Bootjack: a tool that enables the boot wearer to remove boots while standing. The first boot jacks were made of wood and had a forked end to hold the heel of one boot while the wearer pulled his foot out of the other. Many early bootjacks were hinged down the middle so they could be folded for traveling. After the 1870s, most bootjacks were made from molded iron. The jacks came in a variety of shapes and sizes. The most common design was a brightly painted beetle with its antennae outstretched to hold the heel of the boot. Popular with cowboys are the Naughty Nellies, which depict a woman lying on her back with legs spread to catch the heel of the boot. Designs featuring six-shooter barrels and longhorns were also widespread. Tobacco companies, boot companies, and clothing manufactures began to put their names on the jacks as giveaway advertisements. Bootjacks gave rise to the catchy expression "Once you use a jack, you will never go back."
Boot jockey: a curved metal plate, or today, more commonly, a plastic one. The jockey is used with tall boots, usually those over fifteen inches high. The device prevents a pair of boots from sagging and losing their shape while not being worn.
Boot tree: a form used to keep boots in shape when they are not being worn. Also known as "wooden feet", boot trees are designed to be inserted into the foot of the boot with relative ease, thanks to slide or spring action built into and underneath the wood. They are regaining popularity and can be readily purchased. Older ones were usually made of maple, but today cedar is more common because of its deodorizing quality.
Box toe: a boot toe that is squared off at the end. Square-toed boots have been around for hundreds of years.
Box toes were popular with the early cowboys and remained that way through the 1950s. Boot makers often describe toes as one-eighth box, quarter box, half box, etc. This refers to the width of the tip on the toe. After the 1950s, the pointed, or sharp, toe became more popular than the box toe.
Buck stitching: a thin strip of leather, normally in a contrasting color, that is woven over and under the boot leather to create a laced effect. Although the purpose is usually purely decorative, this type of work can be used to hold layers of leather together. Buck stitching is often seen around wing-tip toes, up the sides of boots, or around their tops. Most buck stitching was done in Mexico and South Texas by the boot makers and factories in the 1940s and '50s.

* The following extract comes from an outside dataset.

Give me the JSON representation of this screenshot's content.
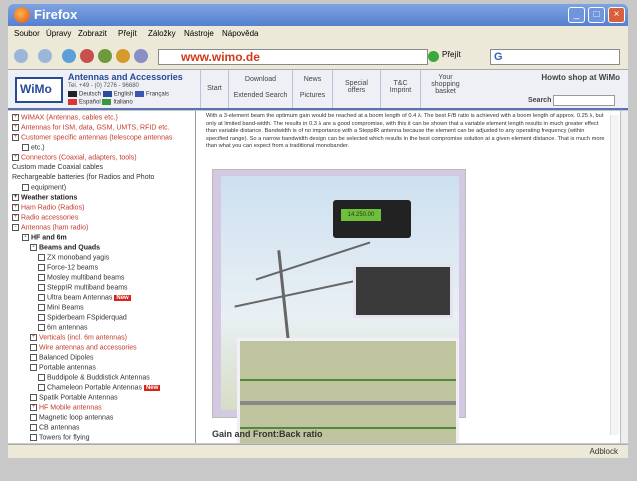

Clicker: a machine like a press that pushes down on the dies to cut out various pieces of leather for all parts of the boot. It works like a giant cookie cutter. The word clicker comes from the sound the machine makes upon impact with the die. Once largely found in boot factories, the click machine is now also used by custom
boot makers as well.
Cockroach killers: a street term that arose to describe the narrow, pointed, and sometimes hand-filed needle nose boots worn in the 1960s and early '70s. This very popular toe style was just about all you saw on men and women for almost fifteenyears. During the popularity of Urban Cowboy, the toes began to round out to satisfy the more conservative East Coast tastes. However this type of toe, along with the narrow box, has remained the most popular one in all other countries throughout the world, and since about 1990, sharp toes have come back into vogue in the U.S. again.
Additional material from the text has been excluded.